Pek çok sürücü, belirli bir miktar para karşılığında yakıt almaya alışmıştır. Görünüşe göre bu gayet uygun - ancak bu yaklaşımda, birçok araç sahibinin bilmediği bir incelik vardır.
Avrupa için ayrı belirtelim
Belirli bir miktar para harcamayı sevenler, örneğin 15 dolar (veya eşdeğeri Avro) için, unutmamalıdır: Benzin istasyonlarındaki sistemler yakıtın maliyetini değil, hacmini hesaplar. Eğer bir litre A95 benzini yaklaşık 1 dolarsa, 15 dolara yaklaşık 9,18 litre alırsınız. Ancak otomatik sistemler bu miktarı sıklıkla yuvarlar - ve genellikle sizin lehine olmaz.
ABD için ayrı bir şekilde
15 dolarlık yakıt almayı alışkanlık haline getiren insanlar için, benzin istasyonlarında hesaplanan miktarın değil hacmin olduğunu bilmek önemlidir. Örneğin Minnesota’da, normal kurşunsuz benzinin bir galonu yaklaşık 3,08 dolardır. 15 dolara yaklaşık 4,87 litre veya yaklaşık 1,29 galon alırsınız. Ancak sistem sık sık yakıt miktarını yuvarlar - ve çoğu zaman sizin lehine olmaz.

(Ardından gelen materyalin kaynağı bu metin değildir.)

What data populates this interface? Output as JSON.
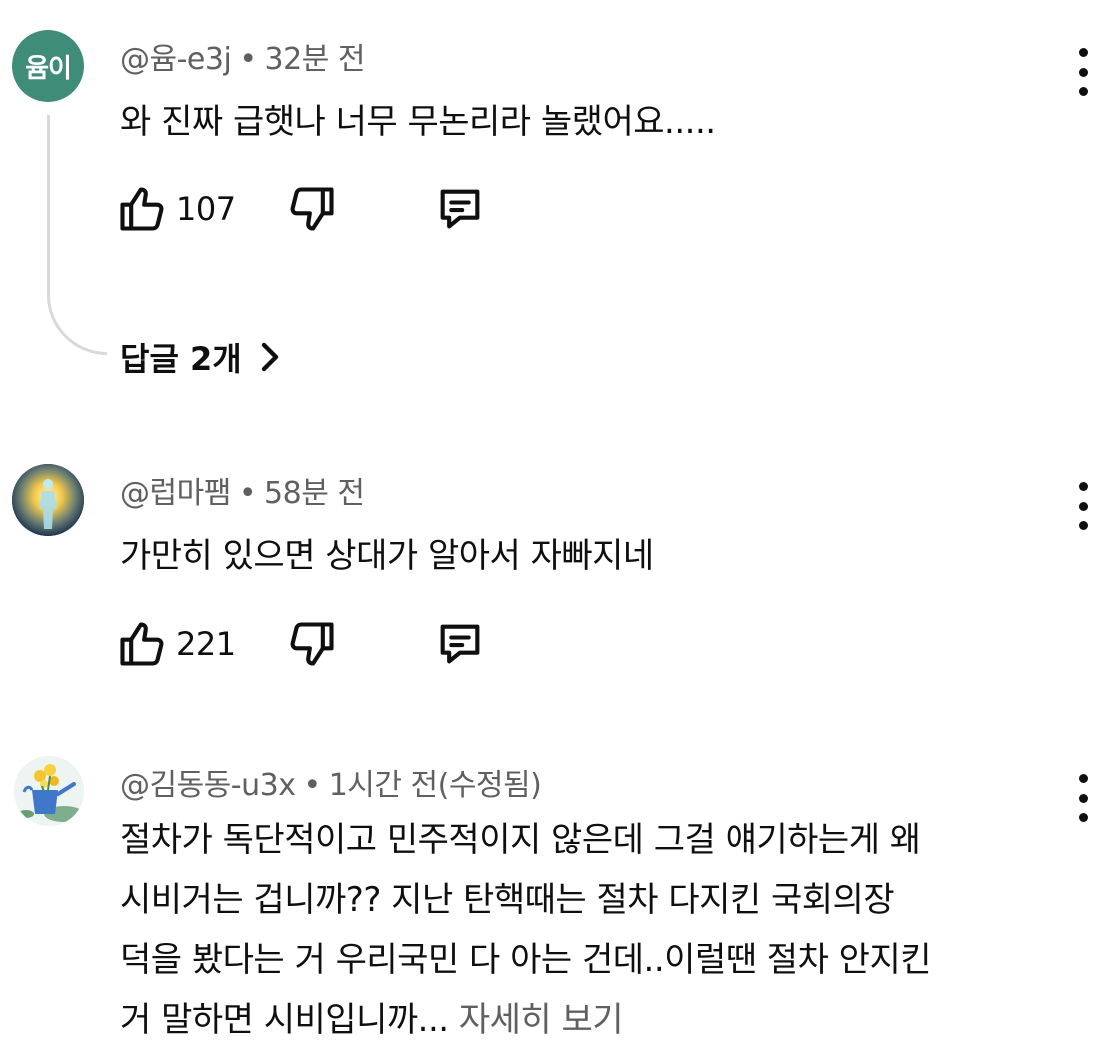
{
  "comments": [
    {
      "avatar_text": "윰이",
      "avatar_color": "#3f8c79",
      "author": "@윰-e3j",
      "time": "32분 전",
      "text": "와 진짜 급햇나 너무 무논리라 놀랬어요.....",
      "likes": "107",
      "replies_label": "답글 2개"
    },
    {
      "avatar_icon": "glowing-figure-icon",
      "author": "@럽마팸",
      "time": "58분 전",
      "text": "가만히 있으면 상대가 알아서 자빠지네",
      "likes": "221"
    },
    {
      "avatar_icon": "flower-watering-can-icon",
      "author": "@김동동-u3x",
      "time": "1시간 전(수정됨)",
      "lines": [
        "절차가 독단적이고 민주적이지 않은데 그걸 얘기하는게 왜",
        "시비거는 겁니까?? 지난 탄핵때는 절차 다지킨 국회의장",
        "덕을 봤다는 거 우리국민 다 아는 건데..이럴땐 절차 안지킨",
        "거 말하면 시비입니까..."
      ],
      "more_label": "자세히 보기"
    }
  ],
  "colors": {
    "text": "#0f0f0f",
    "secondary": "#606060",
    "thread_line": "#d9d9d9"
  }
}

Ayrıca, sürekli olarak neredeyse boş bir depo ile araç kullanmanın yakıt pompasının aşırı ısınmasına ve hızlı aşınmasına neden olabileceğini anlamak önemlidir.
Anlamak için: Pompa, doğrudan yakıt deposuna monte edilmiştir ve doğrudan benzinle soğutulur. Depoda dörtte birden az yakıt varsa, soğutma yetersiz hale gelir.

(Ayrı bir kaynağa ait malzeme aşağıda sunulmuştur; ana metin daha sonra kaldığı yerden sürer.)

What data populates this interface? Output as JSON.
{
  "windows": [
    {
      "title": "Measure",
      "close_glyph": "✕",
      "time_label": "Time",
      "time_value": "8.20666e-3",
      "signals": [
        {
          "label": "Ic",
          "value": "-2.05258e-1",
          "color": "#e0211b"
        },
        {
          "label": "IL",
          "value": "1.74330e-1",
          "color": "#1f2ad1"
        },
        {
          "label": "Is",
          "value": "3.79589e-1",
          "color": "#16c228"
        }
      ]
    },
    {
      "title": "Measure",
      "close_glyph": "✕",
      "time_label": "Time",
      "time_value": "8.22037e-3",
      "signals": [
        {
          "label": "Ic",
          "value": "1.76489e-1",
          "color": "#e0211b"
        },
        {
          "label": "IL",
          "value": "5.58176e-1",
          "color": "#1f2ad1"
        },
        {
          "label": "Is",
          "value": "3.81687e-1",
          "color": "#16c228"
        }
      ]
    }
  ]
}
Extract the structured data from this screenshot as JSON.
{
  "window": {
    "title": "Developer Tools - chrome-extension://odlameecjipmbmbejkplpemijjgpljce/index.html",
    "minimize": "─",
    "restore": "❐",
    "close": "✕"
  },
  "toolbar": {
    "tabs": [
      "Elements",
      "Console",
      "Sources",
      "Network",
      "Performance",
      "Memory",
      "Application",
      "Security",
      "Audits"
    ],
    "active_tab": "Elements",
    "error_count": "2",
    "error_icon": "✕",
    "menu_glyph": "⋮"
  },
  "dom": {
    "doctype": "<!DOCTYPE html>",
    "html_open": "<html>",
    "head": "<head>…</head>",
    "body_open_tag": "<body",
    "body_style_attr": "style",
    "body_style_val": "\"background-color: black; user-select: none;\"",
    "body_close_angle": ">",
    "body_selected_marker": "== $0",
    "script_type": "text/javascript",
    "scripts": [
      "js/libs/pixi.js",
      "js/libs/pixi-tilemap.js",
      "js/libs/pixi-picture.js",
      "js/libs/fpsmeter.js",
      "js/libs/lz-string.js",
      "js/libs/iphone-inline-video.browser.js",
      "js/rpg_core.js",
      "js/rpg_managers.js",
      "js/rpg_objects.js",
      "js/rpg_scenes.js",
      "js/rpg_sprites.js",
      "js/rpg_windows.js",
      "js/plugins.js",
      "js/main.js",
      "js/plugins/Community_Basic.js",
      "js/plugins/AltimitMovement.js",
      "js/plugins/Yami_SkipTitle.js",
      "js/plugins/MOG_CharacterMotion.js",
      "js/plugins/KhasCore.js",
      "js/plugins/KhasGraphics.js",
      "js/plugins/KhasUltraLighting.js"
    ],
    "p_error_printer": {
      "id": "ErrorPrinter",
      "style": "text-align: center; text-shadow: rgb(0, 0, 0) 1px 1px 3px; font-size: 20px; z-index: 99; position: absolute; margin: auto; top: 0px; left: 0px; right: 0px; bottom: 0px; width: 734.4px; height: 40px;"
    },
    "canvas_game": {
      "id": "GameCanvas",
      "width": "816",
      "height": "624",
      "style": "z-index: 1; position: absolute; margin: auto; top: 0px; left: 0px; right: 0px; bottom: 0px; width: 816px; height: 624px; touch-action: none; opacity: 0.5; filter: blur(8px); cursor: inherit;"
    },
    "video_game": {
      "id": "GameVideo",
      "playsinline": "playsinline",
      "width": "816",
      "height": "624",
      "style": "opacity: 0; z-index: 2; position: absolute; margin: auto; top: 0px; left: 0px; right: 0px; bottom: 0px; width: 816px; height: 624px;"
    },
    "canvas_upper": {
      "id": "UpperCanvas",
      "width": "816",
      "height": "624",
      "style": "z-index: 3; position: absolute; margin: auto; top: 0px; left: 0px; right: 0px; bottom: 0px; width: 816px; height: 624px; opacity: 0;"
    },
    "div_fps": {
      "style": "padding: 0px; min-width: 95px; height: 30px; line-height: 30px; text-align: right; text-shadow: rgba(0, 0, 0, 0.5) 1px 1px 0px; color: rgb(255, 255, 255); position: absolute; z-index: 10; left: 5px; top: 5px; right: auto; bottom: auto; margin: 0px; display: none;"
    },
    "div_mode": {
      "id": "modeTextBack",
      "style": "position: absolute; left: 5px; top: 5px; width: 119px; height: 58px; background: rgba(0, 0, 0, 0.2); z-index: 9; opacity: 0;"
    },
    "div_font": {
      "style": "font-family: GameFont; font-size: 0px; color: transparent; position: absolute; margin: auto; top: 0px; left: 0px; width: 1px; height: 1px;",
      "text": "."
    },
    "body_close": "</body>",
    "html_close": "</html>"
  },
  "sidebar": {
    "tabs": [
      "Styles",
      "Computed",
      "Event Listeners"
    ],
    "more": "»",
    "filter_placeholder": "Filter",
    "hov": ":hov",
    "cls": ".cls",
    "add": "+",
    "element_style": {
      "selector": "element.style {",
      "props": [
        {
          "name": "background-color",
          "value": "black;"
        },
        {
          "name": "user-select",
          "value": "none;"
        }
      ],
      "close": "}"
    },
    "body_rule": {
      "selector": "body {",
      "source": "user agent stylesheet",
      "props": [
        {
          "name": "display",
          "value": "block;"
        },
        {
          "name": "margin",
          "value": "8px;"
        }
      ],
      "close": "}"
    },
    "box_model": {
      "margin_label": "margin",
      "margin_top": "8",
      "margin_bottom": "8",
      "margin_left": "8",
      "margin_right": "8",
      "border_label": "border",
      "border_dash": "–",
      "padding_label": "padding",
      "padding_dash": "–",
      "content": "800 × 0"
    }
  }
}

Ve bununla kalmaz. Depoda çok az yakıt kaldığında, duvarlarında nem birikmeye başlar. Bu, enjektörlere girer ve yakıt sisteminin hassas elemanlarının korozyonuna neden olur. Bunun yanı sıra, yıllarca deponun dibinde biriken çökeltinin sisteme girmesi riski artar. Kalın bir filtre olsa bile, parçacıklar hala sistemde ilerleyebilir.
Yakıt kaybını ve yakıt pompası sorunlarını önlemek için, sabit bir miktar yerine, depodaki yakıt seviyesine odaklanmak daha iyidir - deponun minimum dörtte biri hacminde bir stok muhafaza edin.